New Orleans Philharmonic Symphony
Founded in 1936, the New Orleans Philharmonic Symphony permanently suspended operations in 1991.
Founded in 1936, the New Orleans Philharmonic Symphony was the successor of several earlier orchestras—among them the New Orleans Symphony Orchestra, organized in 1910 under the baton of Severin O. Frank, and the Crescent City Symphony, organized in 1916 under the direction of Ernest E. Schuyten. He would go on to become the conductor of his newly founded New Orleans Symphony Orchestra Association in 1926. There appears to have been a hiatus in performance between 1927 and 1930, when Maestro Schuyten reintroduced the New Orleans Symphony Orchestra, but the revived organization performed only twice before fading away again.
In 1935 a new orchestra, the New Orleans Civic Symphony, came into existence with the arrival of Russian cellist Arthur Zack. It remained active, if fiscally fragile, until 1939, when a series of privately funded competing concerts led by Norwegian conductor Ole Windingstad threatened the financial viability of the Civic Symphony. This conflict resulted in the dismissal of Zack in 1940 and a name change back to the New Orleans Symphony Orchestra, this time with Ole Windingstad on the podium.
Windingstad remained the organization’s musical leader until his resignation in 1944, by which time the orchestra, consisting of seventy full-time salaried musicians, was offering ten subscription concerts, six youth concerts, and a Pops series. In 1951 the orchestra, then under the baton of Massimo Freccia (1944–1952), merged with the Philharmonic Society—which had been presenting its own concert series since 1906—and became known as the New Orleans Philharmonic Symphony Orchestra.
Freccia’s successor was Alexander Hilsberg (1952–1960), who was followed by Werner Torkanowsky (1963–1977). Leonard Slatkin served as music advisor from 1977 until 1980, when Philippe Entremont (1980–1986) was appointed music director.
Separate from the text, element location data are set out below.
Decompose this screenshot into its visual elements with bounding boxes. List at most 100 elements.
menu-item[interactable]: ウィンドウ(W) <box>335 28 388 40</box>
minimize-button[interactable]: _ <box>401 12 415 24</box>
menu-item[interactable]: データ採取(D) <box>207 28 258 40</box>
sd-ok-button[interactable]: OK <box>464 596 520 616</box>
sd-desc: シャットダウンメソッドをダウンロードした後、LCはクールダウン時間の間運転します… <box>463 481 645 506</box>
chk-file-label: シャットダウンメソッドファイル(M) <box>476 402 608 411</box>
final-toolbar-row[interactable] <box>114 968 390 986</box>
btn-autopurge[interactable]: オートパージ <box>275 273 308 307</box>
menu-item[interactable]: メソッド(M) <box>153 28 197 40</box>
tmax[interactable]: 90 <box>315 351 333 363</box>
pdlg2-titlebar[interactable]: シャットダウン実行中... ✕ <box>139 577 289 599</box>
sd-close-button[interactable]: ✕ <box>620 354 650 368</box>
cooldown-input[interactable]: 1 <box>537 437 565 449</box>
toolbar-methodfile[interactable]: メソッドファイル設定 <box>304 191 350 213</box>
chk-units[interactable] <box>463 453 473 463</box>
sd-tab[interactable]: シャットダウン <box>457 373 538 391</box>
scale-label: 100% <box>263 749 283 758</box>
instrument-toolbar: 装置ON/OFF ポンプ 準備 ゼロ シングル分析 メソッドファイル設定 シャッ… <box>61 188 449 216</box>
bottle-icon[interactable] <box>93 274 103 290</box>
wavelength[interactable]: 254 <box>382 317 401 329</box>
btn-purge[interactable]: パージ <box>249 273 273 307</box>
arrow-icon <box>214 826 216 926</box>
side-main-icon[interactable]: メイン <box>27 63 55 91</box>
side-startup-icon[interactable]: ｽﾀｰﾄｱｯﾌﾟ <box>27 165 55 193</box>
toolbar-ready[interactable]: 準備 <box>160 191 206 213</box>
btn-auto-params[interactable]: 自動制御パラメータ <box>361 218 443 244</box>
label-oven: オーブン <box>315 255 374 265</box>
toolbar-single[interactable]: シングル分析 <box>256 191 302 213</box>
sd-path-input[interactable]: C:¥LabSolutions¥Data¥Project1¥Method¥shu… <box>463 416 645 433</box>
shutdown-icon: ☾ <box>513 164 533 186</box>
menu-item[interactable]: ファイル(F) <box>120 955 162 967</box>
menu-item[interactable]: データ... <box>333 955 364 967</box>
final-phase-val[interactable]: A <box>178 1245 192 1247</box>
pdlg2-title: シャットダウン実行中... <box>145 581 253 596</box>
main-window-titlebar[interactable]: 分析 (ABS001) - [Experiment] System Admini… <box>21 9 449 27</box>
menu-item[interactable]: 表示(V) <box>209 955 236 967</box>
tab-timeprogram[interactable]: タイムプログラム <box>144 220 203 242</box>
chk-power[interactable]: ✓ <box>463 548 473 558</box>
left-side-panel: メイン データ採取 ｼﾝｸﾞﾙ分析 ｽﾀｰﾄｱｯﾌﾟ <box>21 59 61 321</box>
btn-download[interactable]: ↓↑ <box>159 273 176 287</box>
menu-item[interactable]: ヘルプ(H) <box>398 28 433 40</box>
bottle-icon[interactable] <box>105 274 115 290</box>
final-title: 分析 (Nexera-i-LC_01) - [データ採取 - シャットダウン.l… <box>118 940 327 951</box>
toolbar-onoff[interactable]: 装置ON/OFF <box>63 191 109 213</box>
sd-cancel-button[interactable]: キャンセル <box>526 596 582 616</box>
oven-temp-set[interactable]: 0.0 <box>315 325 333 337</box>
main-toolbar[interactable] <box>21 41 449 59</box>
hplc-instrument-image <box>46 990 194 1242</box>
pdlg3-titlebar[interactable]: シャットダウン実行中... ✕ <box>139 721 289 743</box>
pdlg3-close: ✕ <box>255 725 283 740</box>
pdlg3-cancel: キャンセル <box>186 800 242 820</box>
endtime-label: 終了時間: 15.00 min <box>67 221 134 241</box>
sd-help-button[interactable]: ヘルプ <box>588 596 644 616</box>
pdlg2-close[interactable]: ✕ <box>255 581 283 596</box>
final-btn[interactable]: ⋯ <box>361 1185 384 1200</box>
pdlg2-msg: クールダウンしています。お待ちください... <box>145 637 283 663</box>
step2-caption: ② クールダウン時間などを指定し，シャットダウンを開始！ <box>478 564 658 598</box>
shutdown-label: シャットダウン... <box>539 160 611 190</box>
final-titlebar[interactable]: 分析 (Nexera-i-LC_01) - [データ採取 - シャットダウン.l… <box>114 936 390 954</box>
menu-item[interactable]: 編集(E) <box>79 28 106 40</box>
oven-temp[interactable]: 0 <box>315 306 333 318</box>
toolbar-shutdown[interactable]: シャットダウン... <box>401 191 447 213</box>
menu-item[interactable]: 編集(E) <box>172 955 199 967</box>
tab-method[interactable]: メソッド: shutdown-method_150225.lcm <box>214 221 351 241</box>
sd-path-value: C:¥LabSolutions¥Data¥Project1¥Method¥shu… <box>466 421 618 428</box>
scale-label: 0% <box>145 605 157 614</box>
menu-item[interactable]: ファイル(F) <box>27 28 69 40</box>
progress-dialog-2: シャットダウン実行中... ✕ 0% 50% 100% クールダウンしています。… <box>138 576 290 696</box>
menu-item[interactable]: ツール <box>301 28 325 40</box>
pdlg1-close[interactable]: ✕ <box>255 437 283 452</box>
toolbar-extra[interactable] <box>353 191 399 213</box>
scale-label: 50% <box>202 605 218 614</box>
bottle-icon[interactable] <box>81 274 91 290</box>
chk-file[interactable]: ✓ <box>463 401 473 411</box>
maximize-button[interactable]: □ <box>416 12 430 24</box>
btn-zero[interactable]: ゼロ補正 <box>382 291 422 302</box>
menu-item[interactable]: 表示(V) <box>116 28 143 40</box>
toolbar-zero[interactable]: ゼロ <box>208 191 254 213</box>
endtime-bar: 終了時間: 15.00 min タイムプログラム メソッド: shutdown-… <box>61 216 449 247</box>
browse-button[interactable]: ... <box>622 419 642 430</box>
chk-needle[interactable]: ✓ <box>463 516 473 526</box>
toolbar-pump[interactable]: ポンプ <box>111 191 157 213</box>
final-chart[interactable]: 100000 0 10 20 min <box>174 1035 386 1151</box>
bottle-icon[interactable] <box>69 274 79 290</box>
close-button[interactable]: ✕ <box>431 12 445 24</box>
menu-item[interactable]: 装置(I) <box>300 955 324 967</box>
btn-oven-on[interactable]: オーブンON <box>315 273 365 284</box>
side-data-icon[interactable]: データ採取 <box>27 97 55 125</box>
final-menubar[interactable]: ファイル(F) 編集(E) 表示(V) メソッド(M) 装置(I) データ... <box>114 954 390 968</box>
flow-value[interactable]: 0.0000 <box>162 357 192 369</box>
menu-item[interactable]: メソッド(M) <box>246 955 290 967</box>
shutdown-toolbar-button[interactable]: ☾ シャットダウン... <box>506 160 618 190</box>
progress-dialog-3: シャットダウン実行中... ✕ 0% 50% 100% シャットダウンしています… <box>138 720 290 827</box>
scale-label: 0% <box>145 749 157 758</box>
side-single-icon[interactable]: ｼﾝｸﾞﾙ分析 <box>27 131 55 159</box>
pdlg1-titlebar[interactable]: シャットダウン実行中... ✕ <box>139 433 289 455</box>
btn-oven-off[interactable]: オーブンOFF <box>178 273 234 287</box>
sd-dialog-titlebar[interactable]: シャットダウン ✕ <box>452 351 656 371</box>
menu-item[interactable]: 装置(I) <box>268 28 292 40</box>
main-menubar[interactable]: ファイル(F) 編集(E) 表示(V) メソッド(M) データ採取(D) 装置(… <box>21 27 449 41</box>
He was succeeded by Maxim Shostakovich (1986–1991), who served until the New Orleans Philharmonic Symphony, following its second shutdown because of financial problems (the first from January to March 1989), closed permanently after the board of directors voted to suspend operations on September 12, 1991.
Its musical home on University Place, the historic beaux-arts Orpheum Theatre, opened in 1924 and was devastated by Hurricane Katrina in 2005. To date, it has not been restored.